Mutmaßlicher Bin-Laden-Leibwächter: Nach Tunesien abgeschoben
Der mutmaßliche Islamist und Bin-Laden-Leibwächter Sami A. ist nach Tunesien abgeschoben worden. Dabei hatte ein Gericht kurz zuvor anders entschieden.
Die Sprecherin des deutschen Innenministeriums verwies ausdrücklich darauf, dass die Verantwortung für die Abschiebung beim Land Nordrhein-Westfalen liege. Das Verwaltungsgericht Gelsenkirchen veröffentlichte am Freitag einen Beschluss vom Vortag, wonach der mutmaßliche Leibwächter Bin Ladens vorläufig nicht abgeschoben werden könne.
Das Verwaltungsgericht hatte sein Verbot mit fehlender Sicherheit für Sami A. vor Folter in Tunesien begründet. Es liege keine diplomatisch verbindliche Zusicherung der tunesischen Regierung vor, dass dem Tunesier im Falle der Rückkehr keine Folter drohe. Ein Sprecher des Auswärtigen Amtes sagte, das Ministerium sei am vergangenen Montag über den geplanten Abschiebeflug informiert worden. Die deutsche Botschaft in Tunis habe daraufhin beim tunesischen Außenministerium diesen Flug angemeldet.
Das nordrhein-westfälische Flüchtlingsministerium hatte nach eigenen Angaben keine Kenntnis von dem Abschiebeverbot. Die Rückführung von Sami A. nach Tunesien sei auf der Grundlage eines früheren Beschlusses des Verwaltungsgerichts Gelsenkirchen erfolgt, teilte das Ministerium am Freitag mit.
„Die ausländerrechtliche Entscheidung, ob jemand zu welchem Zeitpunkt zurückgeführt werden kann, liegt beim Land“, sagte die Sprecherin des Bundesinnenministeriums. Auch eine mögliche Rückholung des Mannes, wenn die Abschiebung aufgrund des Gerichtsbeschlusses ohne gültige Rechtsgrundlage durchgeführt wurde, sei „Sache von NRW“ und des Gerichts.
Die Sprecherin fügte hinzu: „Wenn den Behörden ein gerichtlicher Beschluss bekannt ist, dass eine Abschiebung nicht vollzogen werden darf, dann kann nicht abgeschoben werden.“ Fragen zu dem Fall müssten an die Behörden in Nordrhein-Westfalen gerichtet werden.

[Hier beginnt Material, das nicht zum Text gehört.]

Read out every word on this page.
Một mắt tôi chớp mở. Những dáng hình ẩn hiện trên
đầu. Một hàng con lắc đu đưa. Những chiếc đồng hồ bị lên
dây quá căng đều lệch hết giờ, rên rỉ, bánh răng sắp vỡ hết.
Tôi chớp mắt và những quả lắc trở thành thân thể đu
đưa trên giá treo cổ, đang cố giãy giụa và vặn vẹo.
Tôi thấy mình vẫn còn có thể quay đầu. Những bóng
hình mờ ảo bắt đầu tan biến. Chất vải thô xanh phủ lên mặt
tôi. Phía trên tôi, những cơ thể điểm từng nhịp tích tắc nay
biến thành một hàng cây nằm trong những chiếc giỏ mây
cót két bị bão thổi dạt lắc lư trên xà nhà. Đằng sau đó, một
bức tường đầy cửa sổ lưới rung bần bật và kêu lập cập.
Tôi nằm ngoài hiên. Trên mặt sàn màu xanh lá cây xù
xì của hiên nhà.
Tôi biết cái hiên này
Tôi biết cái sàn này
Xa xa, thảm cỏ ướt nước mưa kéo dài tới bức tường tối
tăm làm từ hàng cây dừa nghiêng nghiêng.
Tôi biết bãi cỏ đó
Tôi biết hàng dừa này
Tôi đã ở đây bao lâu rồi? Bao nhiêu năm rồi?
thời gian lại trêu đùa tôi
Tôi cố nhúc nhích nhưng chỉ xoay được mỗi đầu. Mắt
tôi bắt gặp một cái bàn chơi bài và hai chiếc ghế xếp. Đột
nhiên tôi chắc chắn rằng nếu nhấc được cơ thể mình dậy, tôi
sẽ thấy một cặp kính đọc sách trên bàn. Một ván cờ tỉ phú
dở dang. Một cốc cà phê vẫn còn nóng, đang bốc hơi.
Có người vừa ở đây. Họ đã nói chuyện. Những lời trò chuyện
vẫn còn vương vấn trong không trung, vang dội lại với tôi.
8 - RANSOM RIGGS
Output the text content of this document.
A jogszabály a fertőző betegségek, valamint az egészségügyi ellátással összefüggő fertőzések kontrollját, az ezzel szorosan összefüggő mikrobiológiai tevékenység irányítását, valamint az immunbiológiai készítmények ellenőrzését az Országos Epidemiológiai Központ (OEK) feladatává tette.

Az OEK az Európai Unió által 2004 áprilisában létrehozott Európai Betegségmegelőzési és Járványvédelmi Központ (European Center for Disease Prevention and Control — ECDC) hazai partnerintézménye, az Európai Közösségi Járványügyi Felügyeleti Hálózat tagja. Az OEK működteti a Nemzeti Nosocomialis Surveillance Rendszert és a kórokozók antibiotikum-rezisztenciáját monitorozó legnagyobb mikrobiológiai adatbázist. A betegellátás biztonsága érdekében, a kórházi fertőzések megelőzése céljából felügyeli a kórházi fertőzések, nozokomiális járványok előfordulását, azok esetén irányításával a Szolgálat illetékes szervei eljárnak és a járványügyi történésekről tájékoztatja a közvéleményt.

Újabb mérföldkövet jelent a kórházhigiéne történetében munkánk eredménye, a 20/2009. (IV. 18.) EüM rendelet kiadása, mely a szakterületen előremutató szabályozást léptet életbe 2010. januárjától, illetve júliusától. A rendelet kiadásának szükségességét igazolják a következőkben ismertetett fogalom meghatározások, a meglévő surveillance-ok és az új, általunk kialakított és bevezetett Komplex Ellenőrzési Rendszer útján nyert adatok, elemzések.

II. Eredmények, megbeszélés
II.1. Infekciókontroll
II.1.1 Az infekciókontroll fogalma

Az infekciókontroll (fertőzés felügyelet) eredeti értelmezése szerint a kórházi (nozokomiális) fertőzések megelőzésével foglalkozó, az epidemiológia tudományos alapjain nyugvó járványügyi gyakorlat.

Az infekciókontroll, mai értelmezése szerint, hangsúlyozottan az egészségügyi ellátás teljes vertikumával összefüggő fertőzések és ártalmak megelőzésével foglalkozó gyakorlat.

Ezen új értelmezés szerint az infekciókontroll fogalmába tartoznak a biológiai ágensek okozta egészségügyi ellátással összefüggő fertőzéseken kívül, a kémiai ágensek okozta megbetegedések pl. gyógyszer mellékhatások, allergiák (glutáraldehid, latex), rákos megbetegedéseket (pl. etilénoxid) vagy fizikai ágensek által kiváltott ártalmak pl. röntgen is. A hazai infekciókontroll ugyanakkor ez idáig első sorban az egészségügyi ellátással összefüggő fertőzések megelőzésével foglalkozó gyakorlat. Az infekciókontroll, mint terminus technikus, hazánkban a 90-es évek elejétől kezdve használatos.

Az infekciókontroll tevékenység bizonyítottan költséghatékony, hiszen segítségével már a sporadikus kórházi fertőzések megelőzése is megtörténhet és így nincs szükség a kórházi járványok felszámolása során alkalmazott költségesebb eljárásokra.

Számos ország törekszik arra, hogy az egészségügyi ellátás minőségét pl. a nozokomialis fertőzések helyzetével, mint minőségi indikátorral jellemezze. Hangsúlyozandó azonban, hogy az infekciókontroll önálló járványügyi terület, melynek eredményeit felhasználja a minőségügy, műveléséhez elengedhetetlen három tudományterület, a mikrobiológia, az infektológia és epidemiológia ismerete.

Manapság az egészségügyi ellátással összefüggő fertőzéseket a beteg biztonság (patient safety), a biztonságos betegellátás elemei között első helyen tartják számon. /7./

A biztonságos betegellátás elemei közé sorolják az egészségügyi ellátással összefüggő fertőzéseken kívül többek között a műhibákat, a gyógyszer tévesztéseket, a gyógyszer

Bundesinnenminister Horst Seehofer (CSU) sei am Freitagmorgen „nach Beendigung der Rückführung informiert“ worden, sagte die Sprecherin weiter. Es habe eine „enge Zusammenarbeit“ zwischen dem Land und dem Bund in dem Fall gegeben. Demnach war an der Abschiebung die Bundespolizei beteiligt, wie das üblicherweise der Fall sei.